Bailed-out bank plans to fire 4,600 people
MILAN - Agence France-Presse
The main entrance of the Monte dei Paschi bank headquarters in Siena is seen in this file photo. The lender has accepted a 1.5 billion euro state bailout. REUTERS photo
Italy’s Banca Monte dei Paschi di Siena, the world’s oldest bank, said yesterday it will cut its workforce by 4,600 people by 2015, as it accepted a state bailout loan.BMPS said it will borrow roughly 1.5 billion euros ($1.87 billion) from the government in order to pay off debt and shore up its capital, and said in its strategic plan for 2012-2015 that it would reduce posts and sell assets.

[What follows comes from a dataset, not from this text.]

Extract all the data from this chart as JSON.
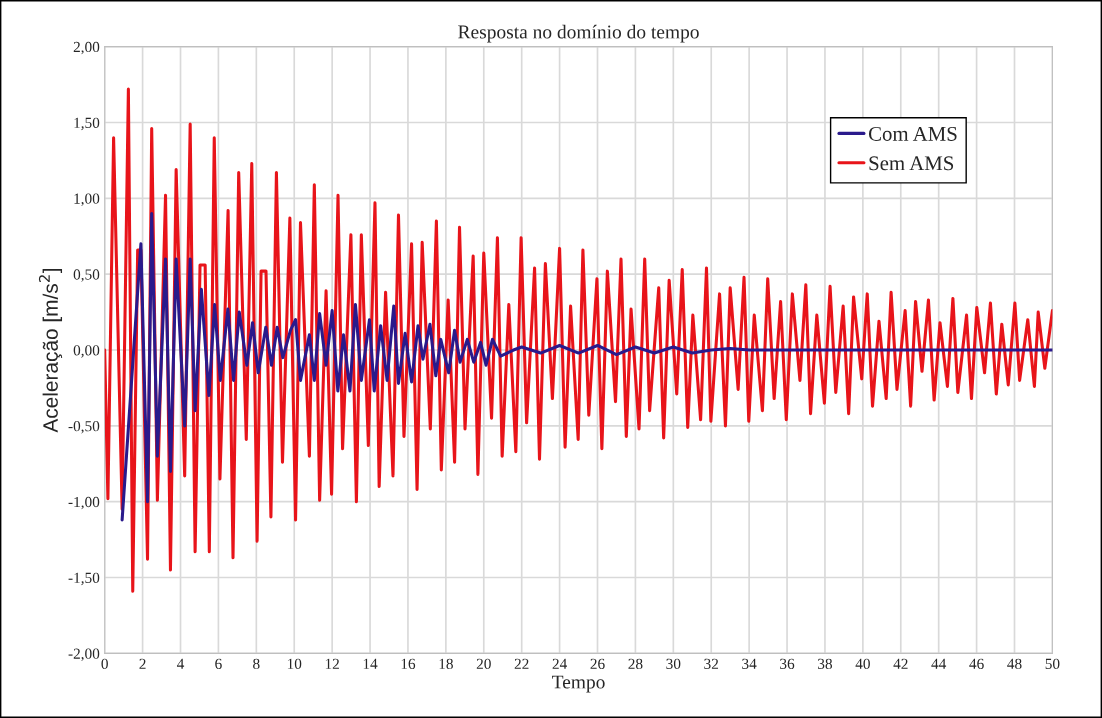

The Tuscan bank said it would carry out the “necessary procedures” to obtain a bailout loan “estimated at around 1.5 billion euros” by the end of the year.
BMPS said its new strategic plan would “entail significant capital strengthening, a strict policy to safeguard asset quality, a structural balance of liquidity and no dependence on the European Central Bank.” The government had offered the struggling bank up to two billion euros in aid in what it described on June 26 as “urgent measures to raise BMPS’s capital funds” as Italy struggles to stave off debt crisis contagion.
The aid was necessary because the bank had admitted it was “impossible” to find private investors to boost its funds owing to “currently highly volatile market conditions” as the eurozone crisis intensifies, the government said.
BMPS will issue bonds reserved for the state for a total of 3.4 billion euros to raise the 1.5 billion euros offered in this bailout, and pay off a government loan taken in 2009 as the financial crisis bit.
The bank has pledged to pay back three billion euros by 2015.
“Asset disposals, group rationalisation and back-office outsourcing actions, in conjunction with early retirement for pension-eligible employees, will lead to a significant reduction in headcount,” the bank said. It also said it plans to close 400 branches and launch a new online bank. The bank, which posted a 4.69 billion euro loss in 2011, has forecast a 630 million euros net profit in 2015. It said it will re-evaluate its assets and take an impairment charge at the end of June and release the results along with half-year accounts.